Patients with multisystem inflammatory syndrome in adults (MIS-A) after severe acute respiratory syndrome coronavirus 2 (SARS-CoV-2) infection have a heterogeneous clinical presentation, according to a research letter published online May 19 in JAMA Network Open.
Giovanni E. Davogustto, M.D., from Vanderbilt University Medical Center in Nashville, Tennessee, and colleagues conducted a single-center study to describe the spectrum of MIS-A presentation after SARS-CoV-2 infection. Of 839 patients admitted with a positive SARS-CoV-2 test result, 156 were classified as being at risk for MIS-A, and of these patients, 15 met the criteria for MIS-A.

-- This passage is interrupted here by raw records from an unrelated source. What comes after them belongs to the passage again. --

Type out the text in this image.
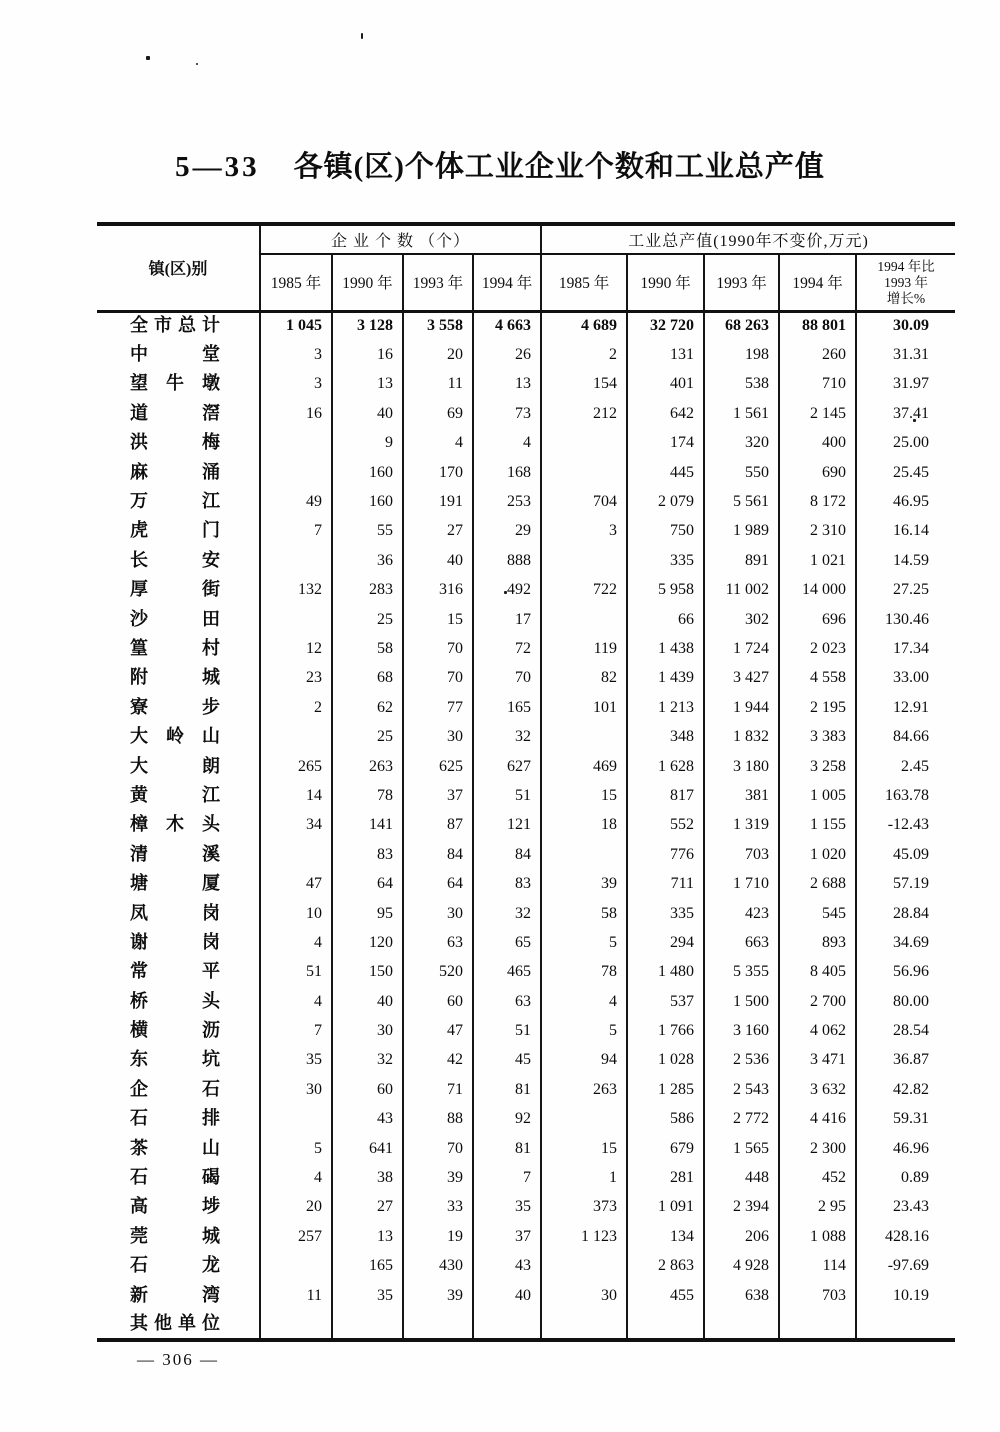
5—33 各镇(区)个体工业企业个数和工业总产值
镇(区)别	企 业 个 数 （个）				工业总产值(1990年不变价,万元)				
	1985 年	1990 年	1993 年	1994 年	1985 年	1990 年	1993 年	1994 年	1994 年比
1993 年
增长%

全 市 总 计	1 045	3 128	3 558	4 663	4 689	32 720	68 263	88 801	30.09

中 堂	3	16	20	26	2	131	198	260	31.31

望 牛 墩	3	13	11	13	154	401	538	710	31.97

道 滘	16	40	69	73	212	642	1 561	2 145	37.41

洪 梅		9	4	4		174	320	400	25.00

麻 涌		160	170	168		445	550	690	25.45

万 江	49	160	191	253	704	2 079	5 561	8 172	46.95

虎 门	7	55	27	29	3	750	1 989	2 310	16.14

长 安		36	40	888		335	891	1 021	14.59

厚 街	132	283	316	492	722	5 958	11 002	14 000	27.25

沙 田		25	15	17		66	302	696	130.46

篁 村	12	58	70	72	119	1 438	1 724	2 023	17.34

附 城	23	68	70	70	82	1 439	3 427	4 558	33.00

寮 步	2	62	77	165	101	1 213	1 944	2 195	12.91

大 岭 山		25	30	32		348	1 832	3 383	84.66

大 朗	265	263	625	627	469	1 628	3 180	3 258	2.45

黄 江	14	78	37	51	15	817	381	1 005	163.78

樟 木 头	34	141	87	121	18	552	1 319	1 155	-12.43

清 溪		83	84	84		776	703	1 020	45.09

塘 厦	47	64	64	83	39	711	1 710	2 688	57.19

凤 岗	10	95	30	32	58	335	423	545	28.84

谢 岗	4	120	63	65	5	294	663	893	34.69

常 平	51	150	520	465	78	1 480	5 355	8 405	56.96

桥 头	4	40	60	63	4	537	1 500	2 700	80.00

横 沥	7	30	47	51	5	1 766	3 160	4 062	28.54

东 坑	35	32	42	45	94	1 028	2 536	3 471	36.87

企 石	30	60	71	81	263	1 285	2 543	3 632	42.82

石 排		43	88	92		586	2 772	4 416	59.31

茶 山	5	641	70	81	15	679	1 565	2 300	46.96

石 碣	4	38	39	7	1	281	448	452	0.89

高 埗	20	27	33	35	373	1 091	2 394	2 95	23.43

莞 城	257	13	19	37	1 123	134	206	1 088	428.16

石 龙		165	430	43		2 863	4 928	114	-97.69

新 湾	11	35	39	40	30	455	638	703	10.19

其 他 单 位									

— 306 —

The researchers found that patients with MIS-A were younger than those admitted for acute COVD-19 symptoms (median age, 45.1 versus 56.5 years) and were more likely to have evidence of SARS-CoV-2 infection documented by serological testing (60.0 percent versus no patients). Nine of the 15 patients (60.0 percent) with MIS-A had acute COVID-19 symptoms and 20.0 percent required admission for acute COVID-19 before MIS-A admission. During MIS-A admission, 33.3 percent of patients required intensive care treatment for hemodynamic monitoring, vasopressor support, or noninvasive ventilator support (three, one, and one patients, respectively). Three patients (20.0 percent) had MIS-A as a clinical diagnosis during MIS-A admission; 26.7 and 46.6 percent received immunosuppressive therapy and antibiotic therapy, respectively. There were no deaths. A median of four organ systems were involved, with the most commonly affected being the gastrointestinal, hematologic, and renal systems.
“These data suggest that, although uncommon, MIS-A has a more heterogeneous clinical presentation than previously appreciated and is commonly underdiagnosed,” the authors write.